Keputusan Kepala BPJPH Nomor 141 tahun 2021 ini merupakan tindak lanjut dari terbitnya Peraturan Menteri Keuangan No.57/PMK.05/2021 tentang Tarif Layanan BLU BPJPH yang telah diundangkan pada 4 Juni 2021. Regulasi ini juga sebagai tindak lanjut atas Peraturan Pemerintah Nomor 39 Tahun 2021 tentang Penyelenggaraan Bidang Jaminan Produk Halal.
"Penetapan peraturan tarif layanan juga wujud komitmen pemerintah untuk memberikan kepastian tarif serta transparansi biaya layanan sertifikasi halal di Indonesia," jelas Aqil.
Keputusan Kepala BPJPH Nomor 141 tahun 2021 mengatur bahwa tarif layanan BLU BPJPH terdiri atas dua jenis, yaitu tarif layanan utama dan tarif layanan penunjang.
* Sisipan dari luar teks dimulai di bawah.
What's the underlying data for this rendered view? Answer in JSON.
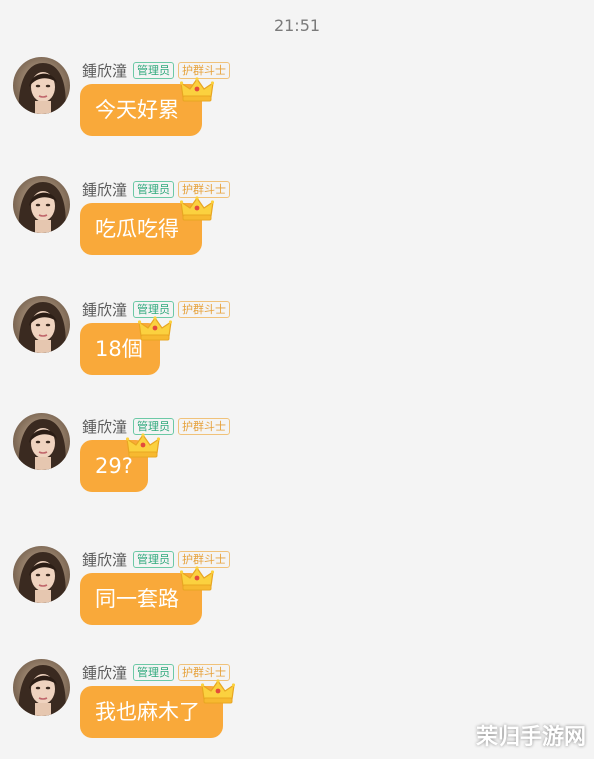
{
  "status_time": "21:51",
  "sender": {
    "name": "鍾欣潼",
    "badge_admin": "管理员",
    "badge_title": "护群斗士"
  },
  "messages": [
    {
      "text": "今天好累"
    },
    {
      "text": "吃瓜吃得"
    },
    {
      "text": "18個"
    },
    {
      "text": "29?"
    },
    {
      "text": "同一套路"
    },
    {
      "text": "我也麻木了"
    }
  ],
  "watermark": "茉归手游网",
  "colors": {
    "bubble": "#f9a93a",
    "background": "#f4f4f4",
    "badge_admin": "#2fa97c",
    "badge_title": "#e6a13a"
  },
  "icons": {
    "avatar": "avatar-photo",
    "bubble_decoration": "crown-icon"
  }
}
Tarif layanan utama terdiri atas sertifikasi halal barang dan jasa; akreditasi Lembaga Pemeriksa Halal (LPH); registrasi auditor halal; layanan pelatihan auditor dan penyelia halal; serta sertifikasi kompetensi auditor dan penyelia halal.
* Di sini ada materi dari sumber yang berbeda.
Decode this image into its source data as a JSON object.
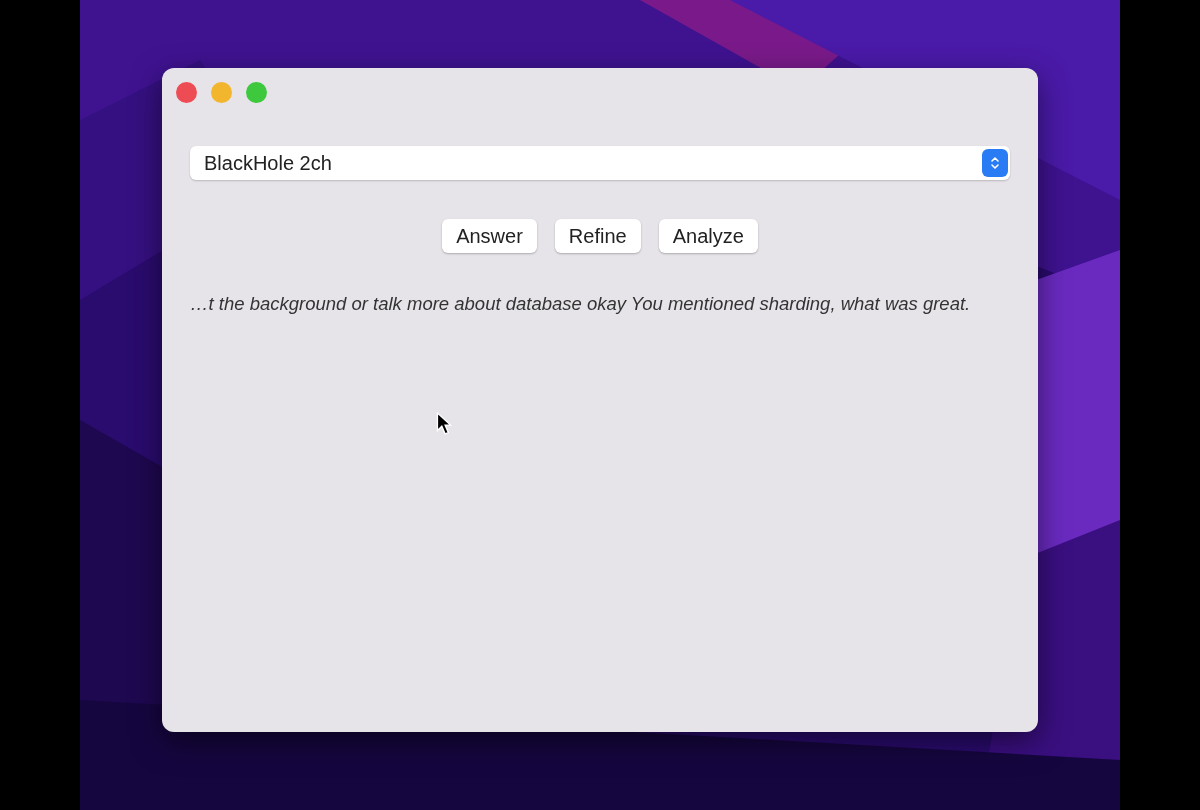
{
  "device_popup": {
    "value": "BlackHole 2ch"
  },
  "buttons": [
    {
      "label": "Answer"
    },
    {
      "label": "Refine"
    },
    {
      "label": "Analyze"
    }
  ],
  "transcript": "…t the background or talk more about database okay You mentioned sharding, what was great."
}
Adapun tarif layanan penunjang mencakup penggunaan lahan ruangan, gedung, dan bangunan; penggunaan peralatan dan mesin; penggunaan laboratorium; serta penggunaan kendaraan bermotor. Layanan sertifikasi halal untuk barang dan jasa meliputi: (a) layanan permohonan sertifikasi halal dengan pernyataan pelaku usaha (self declare); (b) layanan permohonan sertifikasi halal; (c) layanan permohonan perpanjangan sertifikat halal; dan (d) layanan registrasi sertifikat halal luar negeri.
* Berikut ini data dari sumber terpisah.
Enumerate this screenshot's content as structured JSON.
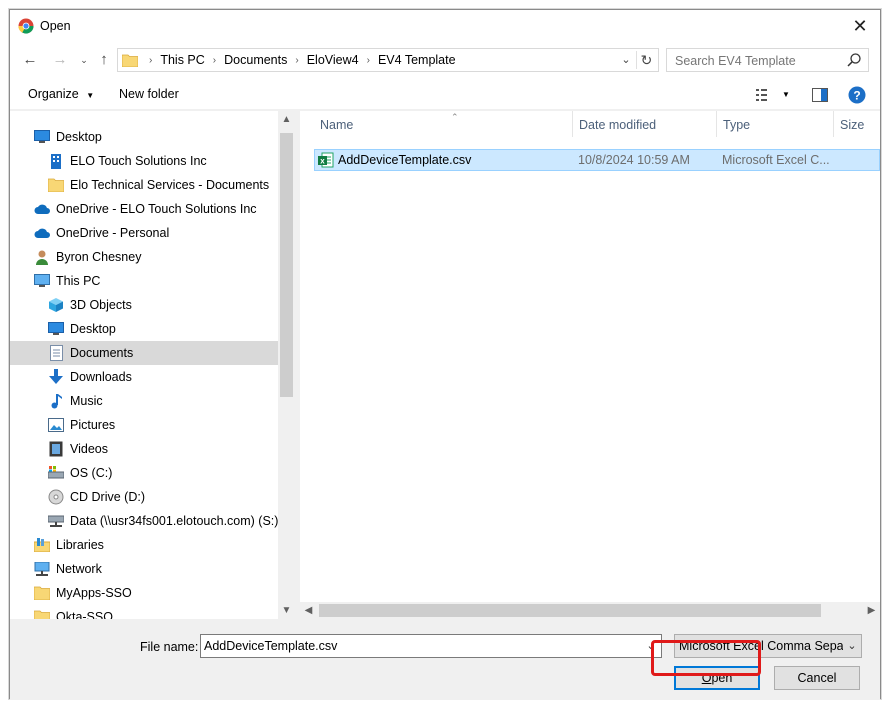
{
  "window": {
    "title": "Open"
  },
  "address": {
    "crumbs": [
      "This PC",
      "Documents",
      "EloView4",
      "EV4 Template"
    ],
    "search_placeholder": "Search EV4 Template"
  },
  "toolbar": {
    "organize": "Organize",
    "new_folder": "New folder"
  },
  "sidebar": {
    "items": [
      {
        "label": "Desktop",
        "icon": "desktop-icon",
        "indent": 0
      },
      {
        "label": "ELO Touch Solutions Inc",
        "icon": "building-icon",
        "indent": 1
      },
      {
        "label": "Elo Technical Services - Documents",
        "icon": "folder-icon",
        "indent": 1
      },
      {
        "label": "OneDrive - ELO Touch Solutions Inc",
        "icon": "cloud-icon",
        "indent": 0
      },
      {
        "label": "OneDrive - Personal",
        "icon": "cloud-icon",
        "indent": 0
      },
      {
        "label": "Byron Chesney",
        "icon": "user-icon",
        "indent": 0
      },
      {
        "label": "This PC",
        "icon": "computer-icon",
        "indent": 0
      },
      {
        "label": "3D Objects",
        "icon": "cube-icon",
        "indent": 1
      },
      {
        "label": "Desktop",
        "icon": "desktop-icon",
        "indent": 1
      },
      {
        "label": "Documents",
        "icon": "document-icon",
        "indent": 1,
        "selected": true
      },
      {
        "label": "Downloads",
        "icon": "download-icon",
        "indent": 1
      },
      {
        "label": "Music",
        "icon": "music-icon",
        "indent": 1
      },
      {
        "label": "Pictures",
        "icon": "pictures-icon",
        "indent": 1
      },
      {
        "label": "Videos",
        "icon": "video-icon",
        "indent": 1
      },
      {
        "label": "OS (C:)",
        "icon": "drive-icon",
        "indent": 1
      },
      {
        "label": "CD Drive (D:)",
        "icon": "cd-icon",
        "indent": 1
      },
      {
        "label": "Data (\\\\usr34fs001.elotouch.com) (S:)",
        "icon": "network-drive-icon",
        "indent": 1
      },
      {
        "label": "Libraries",
        "icon": "library-icon",
        "indent": 0
      },
      {
        "label": "Network",
        "icon": "network-icon",
        "indent": 0
      },
      {
        "label": "MyApps-SSO",
        "icon": "folder-icon",
        "indent": 0
      },
      {
        "label": "Okta-SSO",
        "icon": "folder-icon",
        "indent": 0
      }
    ]
  },
  "files": {
    "columns": [
      "Name",
      "Date modified",
      "Type",
      "Size"
    ],
    "rows": [
      {
        "name": "AddDeviceTemplate.csv",
        "date": "10/8/2024 10:59 AM",
        "type": "Microsoft Excel C...",
        "size": ""
      }
    ]
  },
  "bottom": {
    "file_name_label": "File name:",
    "file_name_value": "AddDeviceTemplate.csv",
    "file_type": "Microsoft Excel Comma Separated Values File",
    "open_label": "Open",
    "cancel_label": "Cancel"
  },
  "colors": {
    "selection": "#cce8ff",
    "accent": "#0078d7",
    "highlight": "#e01a1a"
  }
}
Layanan akreditas LPH meliputi: (a) layanan akreditasi LPH; (b) layanan perpanjangan akreditasi LPH; (c) layanan reakreditasi level LPH; (d) layanan penambahan lingkup LPH.
Baca juga: LPPOM MUI: Perubahan Label Halal Wewenang BPJPH
Biaya Self Declare
Ketentuan tarif layanan permohonan sertifikasi halal dengan pernyataan pelaku usaha (self declare) dikenakan tarif Rp 0,00 (nol rupiah) atau tidak dikenai biaya dengan mempertimbangkan kemampuan keuangan negara.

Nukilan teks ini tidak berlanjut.